Men dishonor Christ more in the twelve days of Christmas, than in all the twelve months besides。
In early modern Europe, between about 1500 and 1800, the Christmas season meant a lull in agricultural labor and a chance to indulge. The harvest had been gathered and the animals slaughtered (the cold weather meant they would not spoil). The celebration involved heavy eating, drinking and wassailing, in which peasants would arrive at the houses of the neighboring gentry and demand to be fed. One drinking song captured the mood: “And if you don’t open up your door, / We will lay you flat upon the floor.” Mostly this was tolerated in good humor—a kind of ritualized disorder, when the social hierarchy was temporarily inverted. Some were less tolerant. In colonial Massachusetts, between 1659 and1681, Puritans banned Christmas. They expunged the day from their almanacs, and offending revelers risked a five-shilling fine. The ban did not last, so efforts to tame the holiday picked up instead. Moderation was advised. One almanac-writer cautioned in 1761 that “The temperate man enjoys the most delight, / For riot dulls and palls the appetite.” Still, Christmas was a public ritual, enacted in the tavern or street and often fuelled by alcohol.

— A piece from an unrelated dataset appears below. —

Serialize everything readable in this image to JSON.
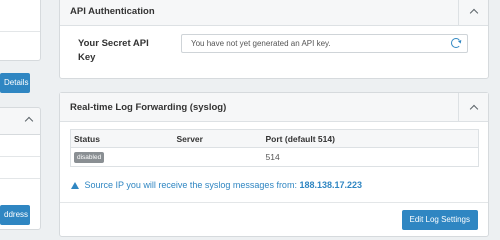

That soon changed. Cities had expanded at the turn of the 19th century to absorb the growing number of factory workers. Vagrancy and urban poverty were by now common. Rowdiness at Christmas could turn violent, with bands of drunken men roaming the streets. It’s little surprise that members of the upper classes saw a threat in the festivity. In his study of the holiday, Stephen Nissenbaum, a historian, credits a group of patrician writers and editorialists in America with recasting it as a domestic event. They refashioned European traditions, like Christmas trees from Germany and Christmas boxes from England, in which the wealthy would present cash or leftovers to their servants. St Nicholas, or Santa Claus, whose December name day coincided with the Christmas season, became the holiday’s mascot. Clement Clarke Moore’s poem “A Visit from St Nicholas”, first publized in 1823, helped popularize his image. In it, a jolly Santa descends via reindeer-pulled sleigh to surprise children with presents on Christmas Eve. Newspapers also played their part. “Let all avoid taverns and grog shops for a few dazays,” advised the New York Herald in 1839. Better to focus on “the domestic hearth, the virtuous wife, the innocent, smiling, merry-hearted children.”
It was a triumph of middle-class values, and a coup for shop-owners. “Christmas is the merchant’s harvest time,” one industry magazine enthused in 1908. “It is up to him to garner in as big a crop of dollars as he can.” Soon this new Christmas would become a target of criticism in its own right: as commercialized and superficial. Nevertheless it lives on.